Un décret publié le 30 mai dernier acte la création du statut de pupille de l’État en Polynésie française. Il met ainsi fin à des années de flou autour de l’adoption « à la polynésienne », pratiquée sans cadre juridique solide depuis une trentaine d’années. L’Aide sociale à l’enfance de la DSFE sera le passage obligé pour les parents biologiques et adoptifs. Mais ces nouvelles règles, qui tendent à réduire les contacts entre famille biologique et famille adoptante, seront-elles comprises et acceptées par les Polynésiens ? La DSFE veut lancer une grande campagne d’information et de sensibilisation pour mieux accompagner les parents.

Elle avait prévenu : « Tout ça va être un peu complexifié », déclarait la ministre des Solidarités Virginie Bruant à l’assemblée en décembre 2022. Depuis plusieurs années, la Direction des solidarités, de la Famille et de l’égalité (DSFE), déjà chargée de l’instruction des dossiers d’agrément de futurs adoptants, demandait à mieux encadrer le processus d’adoption en Polynésie française, notamment lorsque le système du faa’a’mu est dévoyé.

C’est une décision de la Cour de Cassation, en septembre 2022, qui a déclenché le changement après une saisine du procureur général de Papeete, remettant ainsi en cause une pratique plus que trentenaire. Jusque-là, les parents polynésiens qui souhaitaient laisser leur  enfant à l’adoption signaient une « délégation de l’autorité parentale » à la famille adoptante après la naissance de l’enfant. La Cour de Cassation soulignait que la tradition du faa’a’mu s’applique normalement entre familles qui se connaissent avant la naissance de l’enfant, et qui conservent un lien au fil du temps, explique Me Temanava Bambridge, avocate spécialisée dans le droit de la famille.

« Confier des enfants à des métropolitains est contraire au principe du  faa’a’mu »

« La Cour de Cassation a dit le fait de confier des enfants à des métropolitains est contraire au principe du  faa’a’mu, explique Me Temanava Bambridge. Et c’est dans cet esprit qu’ils ont considéré qu’on ne pouvait pas continuer à confier des enfants à des étrangers, des étrangers dans le sens qui n’étaient pas connus de la famille. Dans le Code civil, il est prévu que les parents peuvent déléguer leur autorité parentale à des tiers dignes de confiance. Or, des personnes que vous connaissez depuis quelques semaines, quelques mois, ne peuvent pas être considérées comme des tiers dignes de confiance. »

En droit français, un enfant de moins de deux ans doit être pupille de l’État et passer par les services sociaux avant de pouvoir être adopté par une personne extérieure à sa famille, soit sous le régime de l’adoption simple, soit sous celui de l’adoption plénière – cette dernière rompant tout lien avec la famille biologique. Mais les règles relatives à la composition et au fonctionnement des conseils de famille de pupilles de l’État n’avaient jamais été mises en œuvre en Polynésie, créant une incertitude juridique sur les modalités d’adoption d’un enfant en bas âge. C’est ainsi que s’est répandue la pratique de la délégation de l’autorité parentale.
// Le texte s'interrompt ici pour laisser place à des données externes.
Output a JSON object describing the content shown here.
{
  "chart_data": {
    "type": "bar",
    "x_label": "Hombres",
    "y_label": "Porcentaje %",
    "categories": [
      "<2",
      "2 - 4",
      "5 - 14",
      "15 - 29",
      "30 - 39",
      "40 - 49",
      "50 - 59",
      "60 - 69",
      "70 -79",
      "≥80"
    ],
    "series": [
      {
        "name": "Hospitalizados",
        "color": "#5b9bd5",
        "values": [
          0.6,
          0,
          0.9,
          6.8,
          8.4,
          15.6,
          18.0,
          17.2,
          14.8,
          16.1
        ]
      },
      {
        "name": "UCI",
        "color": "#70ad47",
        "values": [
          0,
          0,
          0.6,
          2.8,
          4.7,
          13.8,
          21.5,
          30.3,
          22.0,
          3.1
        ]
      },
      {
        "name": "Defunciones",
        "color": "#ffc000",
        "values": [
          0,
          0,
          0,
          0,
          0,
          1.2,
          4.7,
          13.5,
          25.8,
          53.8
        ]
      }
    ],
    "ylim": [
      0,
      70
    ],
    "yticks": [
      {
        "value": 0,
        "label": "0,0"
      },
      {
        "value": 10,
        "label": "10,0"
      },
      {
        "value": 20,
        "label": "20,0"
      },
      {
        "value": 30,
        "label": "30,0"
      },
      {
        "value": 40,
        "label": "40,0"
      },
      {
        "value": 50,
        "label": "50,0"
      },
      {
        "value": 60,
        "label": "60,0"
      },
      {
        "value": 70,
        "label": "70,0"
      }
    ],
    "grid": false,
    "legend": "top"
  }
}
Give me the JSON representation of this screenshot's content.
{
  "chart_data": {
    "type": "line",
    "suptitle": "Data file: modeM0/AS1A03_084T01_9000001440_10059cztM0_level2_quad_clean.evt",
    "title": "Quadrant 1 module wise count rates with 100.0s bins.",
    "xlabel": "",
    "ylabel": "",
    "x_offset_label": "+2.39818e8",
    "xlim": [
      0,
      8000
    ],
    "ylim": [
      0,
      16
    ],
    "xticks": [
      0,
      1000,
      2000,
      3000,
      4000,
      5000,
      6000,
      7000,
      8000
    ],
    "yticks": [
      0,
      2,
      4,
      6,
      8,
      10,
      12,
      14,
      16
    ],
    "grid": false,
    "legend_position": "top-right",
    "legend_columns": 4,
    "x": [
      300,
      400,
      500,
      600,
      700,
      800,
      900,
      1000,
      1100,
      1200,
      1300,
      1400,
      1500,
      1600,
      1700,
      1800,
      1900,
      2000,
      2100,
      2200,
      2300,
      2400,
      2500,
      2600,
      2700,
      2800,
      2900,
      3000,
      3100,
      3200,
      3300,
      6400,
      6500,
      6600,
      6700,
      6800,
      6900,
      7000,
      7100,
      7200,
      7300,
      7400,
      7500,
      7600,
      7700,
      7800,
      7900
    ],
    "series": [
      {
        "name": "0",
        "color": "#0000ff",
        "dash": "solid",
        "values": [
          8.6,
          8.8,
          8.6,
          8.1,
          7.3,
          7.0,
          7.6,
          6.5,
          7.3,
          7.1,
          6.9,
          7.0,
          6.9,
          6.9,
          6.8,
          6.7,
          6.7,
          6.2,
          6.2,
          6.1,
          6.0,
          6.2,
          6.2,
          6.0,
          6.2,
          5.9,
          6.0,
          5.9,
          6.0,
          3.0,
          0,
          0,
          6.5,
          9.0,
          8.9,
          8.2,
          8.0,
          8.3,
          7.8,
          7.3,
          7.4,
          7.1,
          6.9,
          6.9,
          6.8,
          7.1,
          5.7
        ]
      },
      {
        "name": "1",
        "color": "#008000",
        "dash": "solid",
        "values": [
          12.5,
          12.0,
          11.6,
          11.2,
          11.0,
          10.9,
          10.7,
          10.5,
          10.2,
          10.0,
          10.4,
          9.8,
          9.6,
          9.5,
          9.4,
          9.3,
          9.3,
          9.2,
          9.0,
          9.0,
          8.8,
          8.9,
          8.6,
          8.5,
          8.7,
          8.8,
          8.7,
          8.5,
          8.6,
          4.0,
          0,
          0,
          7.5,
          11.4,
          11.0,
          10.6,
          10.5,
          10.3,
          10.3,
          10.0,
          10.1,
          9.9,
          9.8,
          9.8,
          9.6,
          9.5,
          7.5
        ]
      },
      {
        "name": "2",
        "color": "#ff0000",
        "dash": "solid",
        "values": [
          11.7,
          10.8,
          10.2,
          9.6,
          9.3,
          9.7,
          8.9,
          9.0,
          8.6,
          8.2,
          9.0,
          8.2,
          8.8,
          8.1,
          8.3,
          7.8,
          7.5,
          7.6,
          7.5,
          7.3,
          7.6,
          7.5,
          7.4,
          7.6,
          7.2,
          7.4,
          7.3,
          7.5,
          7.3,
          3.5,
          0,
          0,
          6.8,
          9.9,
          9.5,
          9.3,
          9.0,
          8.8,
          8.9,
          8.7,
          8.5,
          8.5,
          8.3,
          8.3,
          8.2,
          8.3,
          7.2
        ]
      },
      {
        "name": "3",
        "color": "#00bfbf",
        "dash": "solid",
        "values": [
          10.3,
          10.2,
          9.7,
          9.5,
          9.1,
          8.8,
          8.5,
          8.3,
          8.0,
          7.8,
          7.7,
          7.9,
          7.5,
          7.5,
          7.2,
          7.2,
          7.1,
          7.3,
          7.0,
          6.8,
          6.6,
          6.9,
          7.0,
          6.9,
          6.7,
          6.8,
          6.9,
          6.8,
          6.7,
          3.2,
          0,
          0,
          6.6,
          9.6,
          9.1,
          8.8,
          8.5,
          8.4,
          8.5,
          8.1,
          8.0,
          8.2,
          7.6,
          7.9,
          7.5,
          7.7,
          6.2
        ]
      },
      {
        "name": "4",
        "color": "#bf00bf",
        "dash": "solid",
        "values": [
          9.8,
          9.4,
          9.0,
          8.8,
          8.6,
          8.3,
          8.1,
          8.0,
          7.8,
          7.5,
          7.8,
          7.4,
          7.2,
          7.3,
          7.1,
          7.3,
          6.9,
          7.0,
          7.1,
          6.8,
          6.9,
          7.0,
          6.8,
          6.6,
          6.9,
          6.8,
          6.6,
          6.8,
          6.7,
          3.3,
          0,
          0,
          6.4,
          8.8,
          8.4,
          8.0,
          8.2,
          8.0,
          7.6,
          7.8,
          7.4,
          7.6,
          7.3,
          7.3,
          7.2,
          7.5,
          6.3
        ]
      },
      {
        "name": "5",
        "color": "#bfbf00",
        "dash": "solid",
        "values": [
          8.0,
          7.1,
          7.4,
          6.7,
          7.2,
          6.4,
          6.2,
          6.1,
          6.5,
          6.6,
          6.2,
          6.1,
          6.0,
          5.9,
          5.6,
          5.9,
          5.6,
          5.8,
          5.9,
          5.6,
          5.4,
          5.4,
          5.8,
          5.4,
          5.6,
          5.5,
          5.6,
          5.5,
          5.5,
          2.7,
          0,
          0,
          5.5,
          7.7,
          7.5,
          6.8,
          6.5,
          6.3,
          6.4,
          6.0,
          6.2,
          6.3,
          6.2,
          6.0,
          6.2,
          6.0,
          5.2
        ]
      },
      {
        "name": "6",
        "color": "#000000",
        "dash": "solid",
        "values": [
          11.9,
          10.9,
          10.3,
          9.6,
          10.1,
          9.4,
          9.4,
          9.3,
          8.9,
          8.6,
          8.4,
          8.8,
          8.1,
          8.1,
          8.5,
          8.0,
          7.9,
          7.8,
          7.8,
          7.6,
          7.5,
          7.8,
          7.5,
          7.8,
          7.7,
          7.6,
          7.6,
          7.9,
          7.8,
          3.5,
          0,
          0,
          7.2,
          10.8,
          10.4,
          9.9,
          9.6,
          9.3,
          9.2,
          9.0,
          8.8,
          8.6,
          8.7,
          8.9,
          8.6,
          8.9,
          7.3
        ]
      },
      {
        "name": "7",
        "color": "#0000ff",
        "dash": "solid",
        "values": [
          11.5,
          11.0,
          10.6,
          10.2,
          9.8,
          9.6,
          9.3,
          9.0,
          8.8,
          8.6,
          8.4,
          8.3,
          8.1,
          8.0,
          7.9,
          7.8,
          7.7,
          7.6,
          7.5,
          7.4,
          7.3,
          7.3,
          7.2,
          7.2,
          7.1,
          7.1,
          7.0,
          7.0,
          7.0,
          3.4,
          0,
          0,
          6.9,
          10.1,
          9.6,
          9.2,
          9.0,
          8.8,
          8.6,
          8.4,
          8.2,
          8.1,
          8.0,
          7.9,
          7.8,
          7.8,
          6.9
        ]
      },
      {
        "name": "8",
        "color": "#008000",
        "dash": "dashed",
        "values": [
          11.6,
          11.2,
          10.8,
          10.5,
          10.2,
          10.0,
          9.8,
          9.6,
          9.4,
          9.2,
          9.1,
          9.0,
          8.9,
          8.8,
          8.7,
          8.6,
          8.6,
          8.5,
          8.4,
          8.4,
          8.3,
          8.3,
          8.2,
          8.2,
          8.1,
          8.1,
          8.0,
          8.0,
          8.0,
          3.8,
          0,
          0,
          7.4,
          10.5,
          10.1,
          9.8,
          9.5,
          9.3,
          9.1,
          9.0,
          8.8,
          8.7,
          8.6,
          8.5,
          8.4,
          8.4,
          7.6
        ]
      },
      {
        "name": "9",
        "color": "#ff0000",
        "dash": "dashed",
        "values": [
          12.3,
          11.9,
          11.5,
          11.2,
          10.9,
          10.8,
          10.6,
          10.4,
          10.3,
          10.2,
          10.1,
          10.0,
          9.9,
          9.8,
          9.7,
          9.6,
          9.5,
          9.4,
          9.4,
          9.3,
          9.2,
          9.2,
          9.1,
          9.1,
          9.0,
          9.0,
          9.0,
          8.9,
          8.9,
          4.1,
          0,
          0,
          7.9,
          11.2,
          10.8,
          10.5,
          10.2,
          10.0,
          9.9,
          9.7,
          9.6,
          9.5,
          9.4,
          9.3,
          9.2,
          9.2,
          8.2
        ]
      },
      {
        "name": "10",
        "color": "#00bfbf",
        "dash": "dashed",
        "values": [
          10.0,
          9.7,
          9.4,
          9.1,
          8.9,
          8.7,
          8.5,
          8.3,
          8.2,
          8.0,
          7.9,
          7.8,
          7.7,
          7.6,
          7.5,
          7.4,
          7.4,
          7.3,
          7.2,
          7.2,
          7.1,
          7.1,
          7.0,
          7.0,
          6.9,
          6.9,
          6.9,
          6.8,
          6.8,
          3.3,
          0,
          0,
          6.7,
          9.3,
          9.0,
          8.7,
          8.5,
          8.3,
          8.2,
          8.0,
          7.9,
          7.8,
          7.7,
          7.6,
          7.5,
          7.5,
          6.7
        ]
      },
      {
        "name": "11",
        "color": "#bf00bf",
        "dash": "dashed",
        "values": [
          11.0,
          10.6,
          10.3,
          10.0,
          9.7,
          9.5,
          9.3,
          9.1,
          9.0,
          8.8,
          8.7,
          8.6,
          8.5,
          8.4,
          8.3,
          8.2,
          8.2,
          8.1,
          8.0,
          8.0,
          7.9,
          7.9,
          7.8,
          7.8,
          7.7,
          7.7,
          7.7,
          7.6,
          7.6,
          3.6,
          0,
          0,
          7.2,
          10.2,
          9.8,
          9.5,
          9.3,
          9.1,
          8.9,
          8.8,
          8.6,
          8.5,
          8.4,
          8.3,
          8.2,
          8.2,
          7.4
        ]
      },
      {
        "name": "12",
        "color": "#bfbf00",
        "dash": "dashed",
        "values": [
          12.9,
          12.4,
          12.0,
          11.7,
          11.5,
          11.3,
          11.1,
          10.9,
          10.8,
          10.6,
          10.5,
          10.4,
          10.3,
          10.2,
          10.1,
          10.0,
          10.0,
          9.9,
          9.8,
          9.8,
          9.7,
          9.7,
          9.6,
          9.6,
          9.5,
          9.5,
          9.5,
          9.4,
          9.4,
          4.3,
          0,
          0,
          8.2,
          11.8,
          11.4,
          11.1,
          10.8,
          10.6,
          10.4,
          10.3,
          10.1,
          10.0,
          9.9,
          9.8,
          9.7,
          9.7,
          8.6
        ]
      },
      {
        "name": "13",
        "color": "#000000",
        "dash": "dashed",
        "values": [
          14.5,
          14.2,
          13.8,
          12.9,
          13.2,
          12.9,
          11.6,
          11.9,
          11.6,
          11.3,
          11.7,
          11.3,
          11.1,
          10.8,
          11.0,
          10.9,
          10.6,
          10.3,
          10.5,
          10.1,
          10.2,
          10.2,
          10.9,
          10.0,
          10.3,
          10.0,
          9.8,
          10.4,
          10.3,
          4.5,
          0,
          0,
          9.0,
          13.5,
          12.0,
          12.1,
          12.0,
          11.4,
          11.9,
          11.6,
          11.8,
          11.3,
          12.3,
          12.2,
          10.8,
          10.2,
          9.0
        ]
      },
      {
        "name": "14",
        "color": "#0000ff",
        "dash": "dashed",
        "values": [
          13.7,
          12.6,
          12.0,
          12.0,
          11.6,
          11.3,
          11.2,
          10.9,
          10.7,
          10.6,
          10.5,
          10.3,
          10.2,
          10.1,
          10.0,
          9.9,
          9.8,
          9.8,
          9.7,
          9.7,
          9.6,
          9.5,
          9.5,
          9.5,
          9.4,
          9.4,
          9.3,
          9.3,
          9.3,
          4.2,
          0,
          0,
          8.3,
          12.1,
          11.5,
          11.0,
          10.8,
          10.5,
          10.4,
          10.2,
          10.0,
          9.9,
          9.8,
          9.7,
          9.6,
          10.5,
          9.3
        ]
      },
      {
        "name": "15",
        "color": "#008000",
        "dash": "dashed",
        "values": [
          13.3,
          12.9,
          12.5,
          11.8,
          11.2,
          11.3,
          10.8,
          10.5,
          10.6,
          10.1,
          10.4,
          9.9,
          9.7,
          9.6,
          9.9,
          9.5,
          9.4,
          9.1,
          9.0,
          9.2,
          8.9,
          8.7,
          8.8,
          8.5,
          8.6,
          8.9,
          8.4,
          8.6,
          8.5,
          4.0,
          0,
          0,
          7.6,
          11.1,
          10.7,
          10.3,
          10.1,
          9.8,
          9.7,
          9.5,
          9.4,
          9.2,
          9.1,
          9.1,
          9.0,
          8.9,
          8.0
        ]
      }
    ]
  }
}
« La DFSE, elle a des bébés, elle a des candidats à l’adoption, mais elle ne peut rien faire. Donc la DFSE essaie de passer par le juge des enfants en lui demandant de faire une ordonnance de placement. Là, du coup, c’est un dévoiement de la loi parce que le juge des enfants, il place un enfant qui est en danger »,  rappelle Me Bambridge.

L’Aide sociale à l’enfance, passage obligé pour toute demande d’adoption

Le décret du 30 mai dernier, « attendu depuis 2000 », souligne la juge aux affaires familiales Stéphanie Lonné, comble ce vide juridique. Ce conseil de famille qui est  « en cours de constitution », dit le Haut-commissariat, doit compter outre le Haut-commissaire des représentants de l’assemblée de la Polynésie, du gouvernement, des associations d’accueil, des associations de pupilles ou de bénéficiaires de l’aide sociale à l’enfance, et des personnes professionnellement qualifiées dans la lutte contre les discriminations et dans le secteur médical ou psychosocial. Les enfants à adopter seront sous la responsabilité de la cellule adoption de l’Aide sociale à l’enfance à la DFSE, et le conseil de famille validera les adoptions.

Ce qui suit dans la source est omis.